Diehard Jaguars fans sounded just as fatalistic the next day when they flooded the phone lines at 1010 XL radio.
“Greatly overwhelmed by how much negative reaction we’ve been getting from fans,” said Tony Smith, host of 1010 XL’s “Jaguars Today.”
On Wednesday morning’s episode of the radio show, Smith, who has fielded phone calls from unhappy Jaguars fans for years, said he is hearing a tone that he has never heard before after the announcement that there will be a second home game in London in 2020.
“They way that they’re talking about not renewing, the way they’re talking about not being back is different than it has been before,” Smith said.
According to the Jaguars, there were 43,000 season ticket members in 2017 and 52,000 in 2018. Some season ticket holders told News4Jax that they are unhappy, but they still plan on another season with the team.
“At first, it was a little disappointing,” Michael Gowdy, a season ticket holder, said Wednesday. “We’re already losing one game, now we’re losing another one.”

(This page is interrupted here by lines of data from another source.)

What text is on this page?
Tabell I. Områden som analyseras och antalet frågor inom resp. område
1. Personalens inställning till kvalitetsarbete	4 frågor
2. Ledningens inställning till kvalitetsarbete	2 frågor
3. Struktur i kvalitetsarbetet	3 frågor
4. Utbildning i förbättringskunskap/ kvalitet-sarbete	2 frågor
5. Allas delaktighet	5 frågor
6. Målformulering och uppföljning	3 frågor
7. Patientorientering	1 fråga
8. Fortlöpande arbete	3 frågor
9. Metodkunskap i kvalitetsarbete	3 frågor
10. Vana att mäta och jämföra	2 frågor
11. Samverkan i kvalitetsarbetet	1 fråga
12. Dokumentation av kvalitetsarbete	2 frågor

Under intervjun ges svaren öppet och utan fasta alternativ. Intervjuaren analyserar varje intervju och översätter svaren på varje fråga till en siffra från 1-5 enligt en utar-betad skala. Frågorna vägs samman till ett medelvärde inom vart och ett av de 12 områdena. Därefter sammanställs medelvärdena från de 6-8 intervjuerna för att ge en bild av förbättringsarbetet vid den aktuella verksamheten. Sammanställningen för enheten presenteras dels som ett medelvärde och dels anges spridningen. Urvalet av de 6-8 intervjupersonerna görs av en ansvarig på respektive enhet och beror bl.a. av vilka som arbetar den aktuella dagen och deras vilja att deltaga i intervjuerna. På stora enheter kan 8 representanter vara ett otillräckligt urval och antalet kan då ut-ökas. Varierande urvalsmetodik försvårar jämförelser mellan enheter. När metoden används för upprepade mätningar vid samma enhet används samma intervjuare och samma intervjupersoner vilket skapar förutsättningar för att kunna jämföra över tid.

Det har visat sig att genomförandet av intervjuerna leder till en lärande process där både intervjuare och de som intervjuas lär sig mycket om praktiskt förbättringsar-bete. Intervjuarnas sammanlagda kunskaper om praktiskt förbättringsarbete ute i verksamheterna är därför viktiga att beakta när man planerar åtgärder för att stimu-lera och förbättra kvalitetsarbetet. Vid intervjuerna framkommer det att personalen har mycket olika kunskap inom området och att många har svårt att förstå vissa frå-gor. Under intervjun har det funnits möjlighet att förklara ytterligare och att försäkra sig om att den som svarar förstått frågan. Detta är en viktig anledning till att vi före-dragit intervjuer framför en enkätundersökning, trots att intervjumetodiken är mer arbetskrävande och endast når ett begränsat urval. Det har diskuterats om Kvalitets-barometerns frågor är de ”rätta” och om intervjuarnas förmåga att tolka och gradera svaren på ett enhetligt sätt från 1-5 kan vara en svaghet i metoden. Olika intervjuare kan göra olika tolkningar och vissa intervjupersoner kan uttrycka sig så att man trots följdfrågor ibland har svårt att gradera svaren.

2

Gowdy said the team on Tuesday sent him and other season ticket holders an email showing 2020 prices for them would go down 15% overall from what they paid in 2019.
“Like I said, it sucked, but the price is right now," Gowdy said. “They made it right on the price.”
The opposition to the London decision grew even more apparent Wednesday when the Duval Coalition, an effort to bring together Jaguars fans who oppose moving two games to London, began to circulate on Twitter. The effort includes a petition-like website where fans have the option to click: “I oppose taking games away from Jacksonville.”
When asked about the team’s decision, Mayor Lenny Curry told News4Jax that he’s a fan first, but he also understands the business side of it all.
“They’ve said all along that they’re going to do things that stabilize the franchise so that it remains in Jacksonville. And the things that they’ve done have demonstrated that to me," the mayor said Wednesday. "Would I like there to be eight home games? Absolutely. But that’s not the reality of what we’re facing right now.”
There was also speculation at 1010 XL about whether the London move could be part of a plan to get Jacksonville to pony up money for a new stadium in a few years.